DBL Partners stands for “Double Bottom Line” and it describes a style of investing: invest in companies that create monetary value and also value for society. The firm was originally spun-out of JPMorgan’s Bay Area Equity Fund I and founded by Pfund.

This is the third fund from DBL and it’s the largest. DBL’s second fund of $150 million is almost fully invested now with at least 23 companies.

DBL has been one of the most successful investors out of the cleantech era, where most venture capitalists ended up losing money. At least five of the 18 companies in Pfund’s first fund went public, including Tesla, SolarCity and Pandora.

Ehrenpreis had been a General Partner with Technology Partners and had headed up its cleantech practice. He, along with Technology Partners’ General Partner Marc van den Berg, have teamed up with DBL for this new fund.

Ehreinpreis, like Pfund, was an early investor in Tesla. In addition to Tesla and SolarCity, DBL also invested in SpaceX. The duo have been successful backing entrepreneur Elon Musk in his early (and difficult) days.
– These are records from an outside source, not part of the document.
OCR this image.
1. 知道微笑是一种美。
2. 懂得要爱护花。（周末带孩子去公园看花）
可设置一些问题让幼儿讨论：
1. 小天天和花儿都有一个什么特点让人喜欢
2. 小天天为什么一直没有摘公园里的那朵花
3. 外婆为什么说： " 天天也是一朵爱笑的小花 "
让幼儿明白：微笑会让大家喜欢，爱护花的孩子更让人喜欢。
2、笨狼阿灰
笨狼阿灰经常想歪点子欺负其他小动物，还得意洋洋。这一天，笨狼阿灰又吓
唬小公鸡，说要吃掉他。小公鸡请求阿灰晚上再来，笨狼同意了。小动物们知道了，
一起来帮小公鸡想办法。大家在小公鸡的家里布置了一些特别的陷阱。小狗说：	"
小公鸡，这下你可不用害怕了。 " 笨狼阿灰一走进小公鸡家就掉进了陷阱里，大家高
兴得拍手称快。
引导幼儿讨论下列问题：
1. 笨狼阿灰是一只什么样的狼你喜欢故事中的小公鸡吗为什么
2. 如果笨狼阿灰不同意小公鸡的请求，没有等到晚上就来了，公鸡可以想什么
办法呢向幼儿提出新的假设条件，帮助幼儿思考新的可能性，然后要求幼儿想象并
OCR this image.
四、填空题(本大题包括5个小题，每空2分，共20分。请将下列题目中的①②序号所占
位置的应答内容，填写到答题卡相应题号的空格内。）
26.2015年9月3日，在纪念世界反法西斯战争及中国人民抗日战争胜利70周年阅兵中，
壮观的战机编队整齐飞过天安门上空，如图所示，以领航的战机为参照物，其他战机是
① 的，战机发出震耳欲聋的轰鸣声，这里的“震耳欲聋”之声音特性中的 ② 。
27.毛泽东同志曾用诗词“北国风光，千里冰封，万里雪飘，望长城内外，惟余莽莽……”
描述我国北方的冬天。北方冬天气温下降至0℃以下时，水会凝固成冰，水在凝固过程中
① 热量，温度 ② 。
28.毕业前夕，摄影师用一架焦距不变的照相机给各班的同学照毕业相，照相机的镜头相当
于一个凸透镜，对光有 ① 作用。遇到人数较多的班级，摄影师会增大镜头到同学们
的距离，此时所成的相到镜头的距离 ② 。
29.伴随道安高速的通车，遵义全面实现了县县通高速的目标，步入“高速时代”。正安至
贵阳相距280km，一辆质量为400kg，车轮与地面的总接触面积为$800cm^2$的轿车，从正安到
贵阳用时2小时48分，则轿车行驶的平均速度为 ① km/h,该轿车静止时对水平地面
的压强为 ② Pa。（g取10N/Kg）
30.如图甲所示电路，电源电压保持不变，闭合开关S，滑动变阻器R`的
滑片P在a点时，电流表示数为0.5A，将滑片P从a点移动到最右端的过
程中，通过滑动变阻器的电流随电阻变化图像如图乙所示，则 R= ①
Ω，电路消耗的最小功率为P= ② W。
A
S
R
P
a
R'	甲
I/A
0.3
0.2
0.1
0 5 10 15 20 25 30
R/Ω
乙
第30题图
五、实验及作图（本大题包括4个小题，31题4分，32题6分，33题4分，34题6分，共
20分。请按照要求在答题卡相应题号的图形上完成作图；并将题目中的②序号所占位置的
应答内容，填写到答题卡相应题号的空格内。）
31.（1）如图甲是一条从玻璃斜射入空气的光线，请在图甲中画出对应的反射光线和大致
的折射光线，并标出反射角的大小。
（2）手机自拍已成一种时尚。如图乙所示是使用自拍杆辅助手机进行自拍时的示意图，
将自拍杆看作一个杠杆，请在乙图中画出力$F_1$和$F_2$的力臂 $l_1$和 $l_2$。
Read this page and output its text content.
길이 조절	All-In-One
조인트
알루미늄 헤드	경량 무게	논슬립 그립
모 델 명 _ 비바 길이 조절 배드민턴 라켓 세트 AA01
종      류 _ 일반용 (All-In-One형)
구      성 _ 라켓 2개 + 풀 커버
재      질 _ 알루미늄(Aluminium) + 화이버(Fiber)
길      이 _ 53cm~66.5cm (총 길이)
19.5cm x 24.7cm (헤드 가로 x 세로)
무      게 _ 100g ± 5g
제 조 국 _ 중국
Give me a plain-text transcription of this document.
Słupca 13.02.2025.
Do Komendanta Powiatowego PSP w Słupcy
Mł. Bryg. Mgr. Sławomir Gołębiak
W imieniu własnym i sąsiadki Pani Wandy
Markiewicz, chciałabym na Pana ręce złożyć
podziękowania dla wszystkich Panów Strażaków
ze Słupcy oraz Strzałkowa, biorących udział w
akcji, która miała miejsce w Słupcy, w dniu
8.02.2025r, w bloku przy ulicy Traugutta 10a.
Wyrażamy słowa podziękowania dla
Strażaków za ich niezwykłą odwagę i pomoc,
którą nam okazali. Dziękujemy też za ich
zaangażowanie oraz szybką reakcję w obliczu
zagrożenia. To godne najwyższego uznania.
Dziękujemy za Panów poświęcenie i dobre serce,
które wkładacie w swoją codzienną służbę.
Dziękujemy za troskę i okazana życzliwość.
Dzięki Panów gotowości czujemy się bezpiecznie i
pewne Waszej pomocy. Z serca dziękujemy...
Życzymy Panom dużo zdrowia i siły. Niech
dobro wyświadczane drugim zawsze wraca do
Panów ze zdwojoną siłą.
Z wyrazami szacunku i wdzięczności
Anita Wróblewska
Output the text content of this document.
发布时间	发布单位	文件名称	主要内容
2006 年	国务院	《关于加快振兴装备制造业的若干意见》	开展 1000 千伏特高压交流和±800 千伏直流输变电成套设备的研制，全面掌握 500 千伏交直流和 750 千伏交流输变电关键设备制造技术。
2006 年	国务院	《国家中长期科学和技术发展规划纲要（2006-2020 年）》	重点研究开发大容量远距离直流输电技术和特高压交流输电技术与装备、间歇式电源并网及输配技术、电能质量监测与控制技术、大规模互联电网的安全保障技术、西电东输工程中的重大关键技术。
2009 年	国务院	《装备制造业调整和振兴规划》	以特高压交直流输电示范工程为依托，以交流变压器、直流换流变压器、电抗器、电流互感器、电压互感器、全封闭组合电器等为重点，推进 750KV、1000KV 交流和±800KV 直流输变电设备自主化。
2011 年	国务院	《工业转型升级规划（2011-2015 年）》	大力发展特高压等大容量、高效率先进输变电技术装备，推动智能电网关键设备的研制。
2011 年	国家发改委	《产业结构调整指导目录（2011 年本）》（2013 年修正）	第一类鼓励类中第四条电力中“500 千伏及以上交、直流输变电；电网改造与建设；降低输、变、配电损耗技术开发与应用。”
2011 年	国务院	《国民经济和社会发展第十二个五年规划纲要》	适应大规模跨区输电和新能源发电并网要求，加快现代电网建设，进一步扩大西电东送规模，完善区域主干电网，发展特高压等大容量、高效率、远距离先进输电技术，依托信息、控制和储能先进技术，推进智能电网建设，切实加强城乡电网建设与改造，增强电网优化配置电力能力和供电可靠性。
Double bottom line investing tends to take a relatively loose approach to what constitutes as social good. Pandora, the Internet streaming music company, is based in Oakland and through its growth created hundreds of jobs in that city.

DBL Partners says in a release on Tuesday morning, that the latest fund has already invested in five new companies. Areas of interest include “sustainable energy, products and services, digital media and imaging, health care, and IT.”